I was at a meeting the other day and this happened, unknown to me at the time. I said something to a person and they took it all wrong as if to say “you are one of those I’m talking about”. If the subject was really for them, then they should have said what? Repeat that. Or talk to me after the meeting to have me explain why I said what I did. However, that didn’t happen and it’s been several days since and the circumstance and the situation is lost to me. I talked to a person who was at the meeting and they said that I did say something to that other person that I should not have. I am sorry that it happened and I sure don’t want it to happen again.
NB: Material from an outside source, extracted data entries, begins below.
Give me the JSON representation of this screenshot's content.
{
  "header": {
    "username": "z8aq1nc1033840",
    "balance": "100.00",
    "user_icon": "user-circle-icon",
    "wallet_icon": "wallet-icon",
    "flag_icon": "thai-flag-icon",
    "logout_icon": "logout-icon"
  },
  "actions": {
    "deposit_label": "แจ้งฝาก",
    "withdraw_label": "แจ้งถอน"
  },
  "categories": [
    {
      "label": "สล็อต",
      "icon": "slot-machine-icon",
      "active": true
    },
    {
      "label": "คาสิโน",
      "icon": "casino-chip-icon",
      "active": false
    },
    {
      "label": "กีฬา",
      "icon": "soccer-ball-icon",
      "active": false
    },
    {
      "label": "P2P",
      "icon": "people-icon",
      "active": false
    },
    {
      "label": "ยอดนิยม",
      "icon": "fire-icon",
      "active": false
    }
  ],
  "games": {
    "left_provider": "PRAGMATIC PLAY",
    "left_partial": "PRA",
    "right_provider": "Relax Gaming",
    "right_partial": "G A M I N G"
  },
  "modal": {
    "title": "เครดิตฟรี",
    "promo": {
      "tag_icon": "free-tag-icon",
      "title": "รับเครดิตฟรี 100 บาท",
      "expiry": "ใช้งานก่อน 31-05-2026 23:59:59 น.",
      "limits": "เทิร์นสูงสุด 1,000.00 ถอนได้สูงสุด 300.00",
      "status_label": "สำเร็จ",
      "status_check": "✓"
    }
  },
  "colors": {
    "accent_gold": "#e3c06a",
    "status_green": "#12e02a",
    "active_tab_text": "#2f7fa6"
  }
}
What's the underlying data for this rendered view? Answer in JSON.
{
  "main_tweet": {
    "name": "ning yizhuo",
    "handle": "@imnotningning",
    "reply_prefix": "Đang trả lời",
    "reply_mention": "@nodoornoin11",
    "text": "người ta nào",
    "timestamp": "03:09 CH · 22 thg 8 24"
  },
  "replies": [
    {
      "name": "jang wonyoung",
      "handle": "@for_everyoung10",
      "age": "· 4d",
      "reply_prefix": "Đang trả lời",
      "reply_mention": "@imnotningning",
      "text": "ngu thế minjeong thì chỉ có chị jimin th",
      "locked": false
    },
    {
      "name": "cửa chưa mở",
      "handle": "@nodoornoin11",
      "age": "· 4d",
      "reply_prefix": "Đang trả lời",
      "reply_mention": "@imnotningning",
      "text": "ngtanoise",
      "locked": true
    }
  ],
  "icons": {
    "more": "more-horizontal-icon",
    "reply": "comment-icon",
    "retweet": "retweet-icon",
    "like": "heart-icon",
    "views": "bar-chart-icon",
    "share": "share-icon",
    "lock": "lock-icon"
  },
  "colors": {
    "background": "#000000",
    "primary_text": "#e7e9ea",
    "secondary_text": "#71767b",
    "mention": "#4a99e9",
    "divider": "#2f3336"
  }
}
I apologized to the person but whether they accepted it or not is up to them.


One of the articles I wrote for my book was titled “Clarity Needed” in which I spelled out some things that happened to me, and a professor I had at university. We all need to be understood and to understand each other. We also need to understand that we are only human and we make mistakes. Mistakes that can make things difficult for us and even destroy a friendship.

When we talk to people we know and try to make jokes, we should be sure that they understand that we are just joking. If not… So what can we do? Should we be someone were not? Should we be “walking on egg shells” when we are around other people, where we are so careful that we are not ourselves? This is something that we will all have to come to terms with and even when we do, we will have to remember that when we are with a certain person that we must be extremely careful. After all, we don’t want to hurt anyone, verbally or otherwise.


I am still experiencing a bit of confusion as too what actually happened and I’m very sorry that the problem exists. Maybe this was a learning situation for me that I really need. I WILL be more careful in the future.